Firstly there is the matter of price. No one should be deterred by the fact that a lure costs a lot if it is head and shoulders above all the others but if there is such a thing I've not found it. When you are new to bass 'lure fishing' you are quite likely to make the odd mistake which results in a snagged and/or lost lure. If the said lure happens to have cost you twenty or (perish the thought) thirty pounds (yes, some do) it can be off putting to say the least. I could well imagine a newcomer to the sport losing a couple of plugs on the first trip and giving the whole thing up as a bad job. So, keep it simple. Stick to relatively cheap and reliable lures for starters. For distance over snag free ground a Toby at £2 to £3 can be very effective. For run of the mill fishing over broken ground in shallow water a J11f Rapala (less than £9) is still a sound investment and will catch lots of bass. Unjointed Japanese Marias are not much dearer (say£10-11), are weighted to cast further and they fish shallow, so they are also pretty safe bets. If it is really shallow, weedy and snaggy and you want to keep the lure right on the surface try a Chug Bug, less than £8 and a good fish catcher. Finally, in extreme snaggy conditions, invest in one or two 7" Slug-Gos (about £1.40 each) which can be fished virtually weedless
Of course price isn't everything but all the above will (a) catch bass and (b) are reasonably well made and reliable. Quite apart from cost and fish catching ability you should also consider safety. I'm no wimp and over the years I've hooked (and unhooked) myself on a number of occasions but I'm still wary. When I take my children or grandchildren lure fishing I've always been inclined to set them up with single hooked eels and the like to reduce the chance of an accident. Recently a fair number of the plugs and poppers coming on the market seem to be fitted with THREE trebles - a certain recipe for a trip to A&E unless you are meticulous in the use of pliers for unhooking. In addition these three-hooked (nine-pointed)lures frequently cause irreparable damage to the fish.

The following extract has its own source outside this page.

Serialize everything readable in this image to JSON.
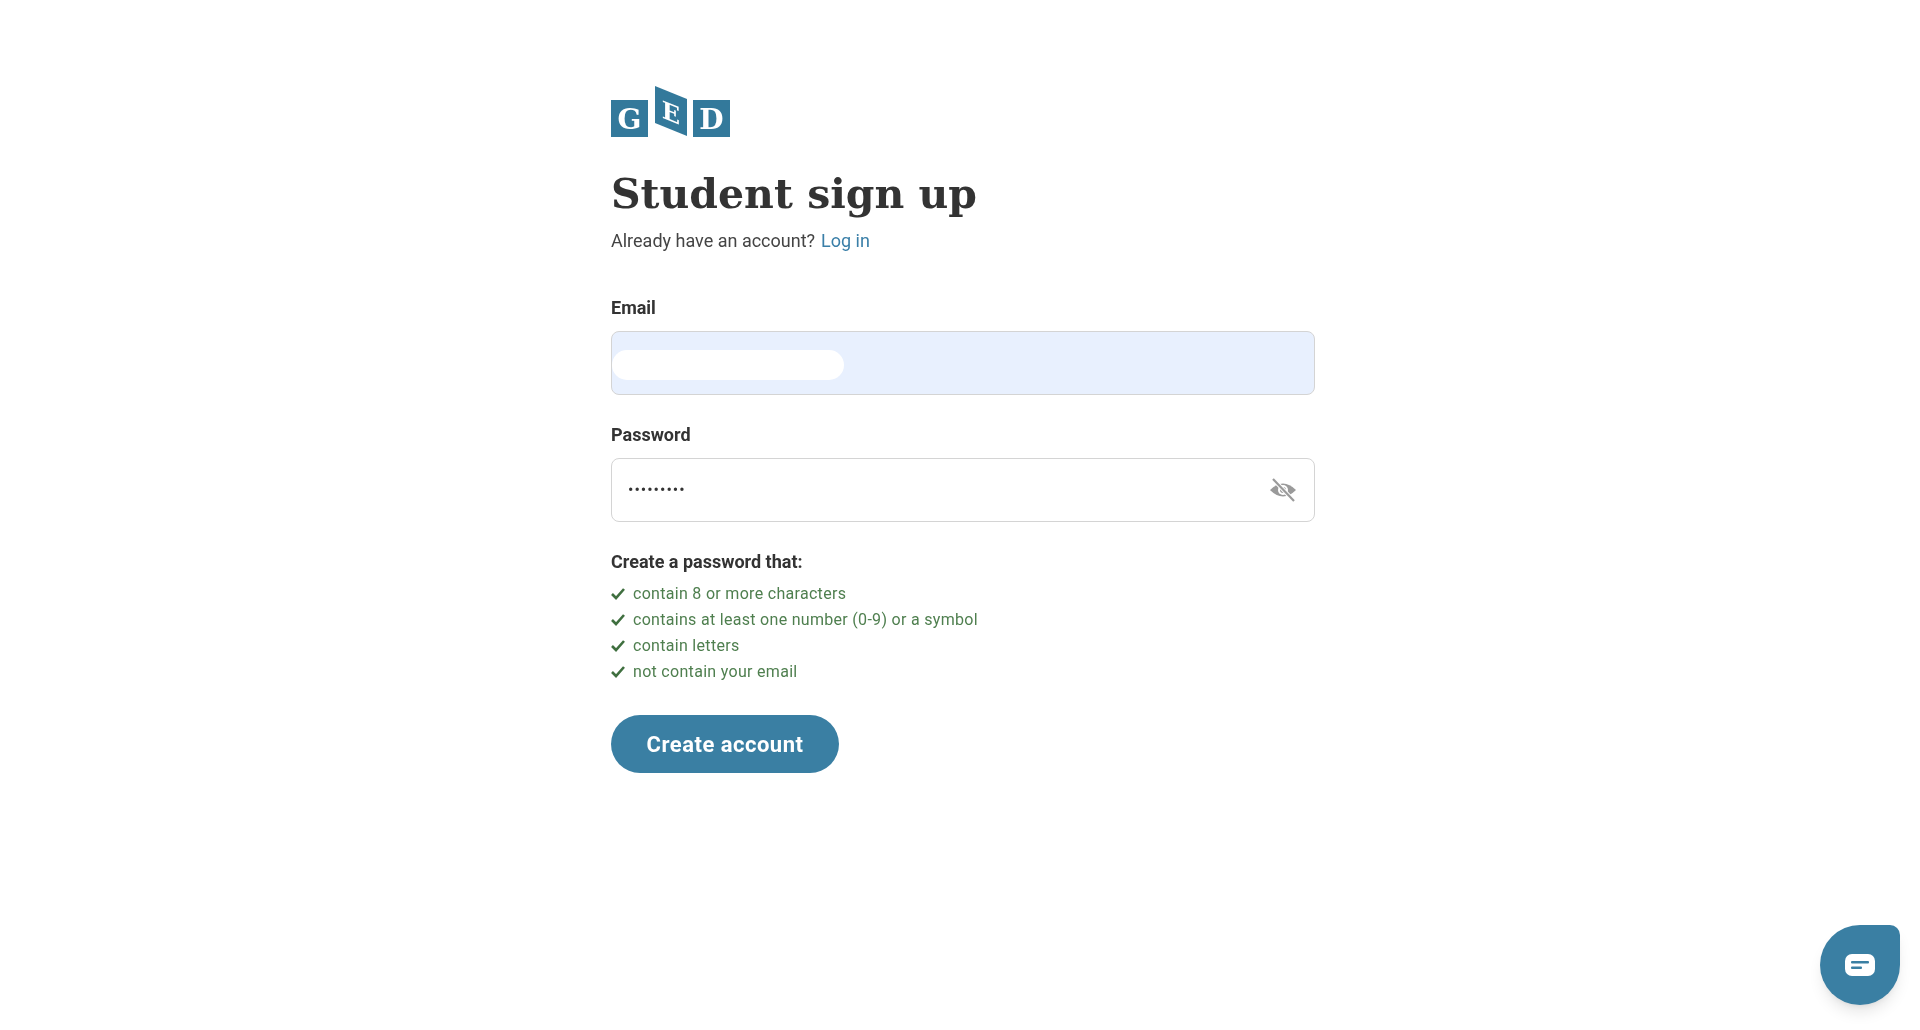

Eyes, fins, gills and bellys can be wounded beyond repair by spare trebles in the course of the struggle. This is not too bad provided you don't want to return your fish alive. However, there is no guarantee that the bass which takes your lure will be big enough to keep even if you are aiming to do so and I'm sure that no serious angler wants to injure fish of any size so in my opinion two trebles should be the maximum.
Well, that's my little rant. My advice to anglers new to the sport is - keep it simple and keep it cheap. My advice to all bass anglers, however experienced, is avoid lures with three trebles. In any event, always take the utmost care when unhooking your catch. Believe me, if you don't sooner or later you'll regret it.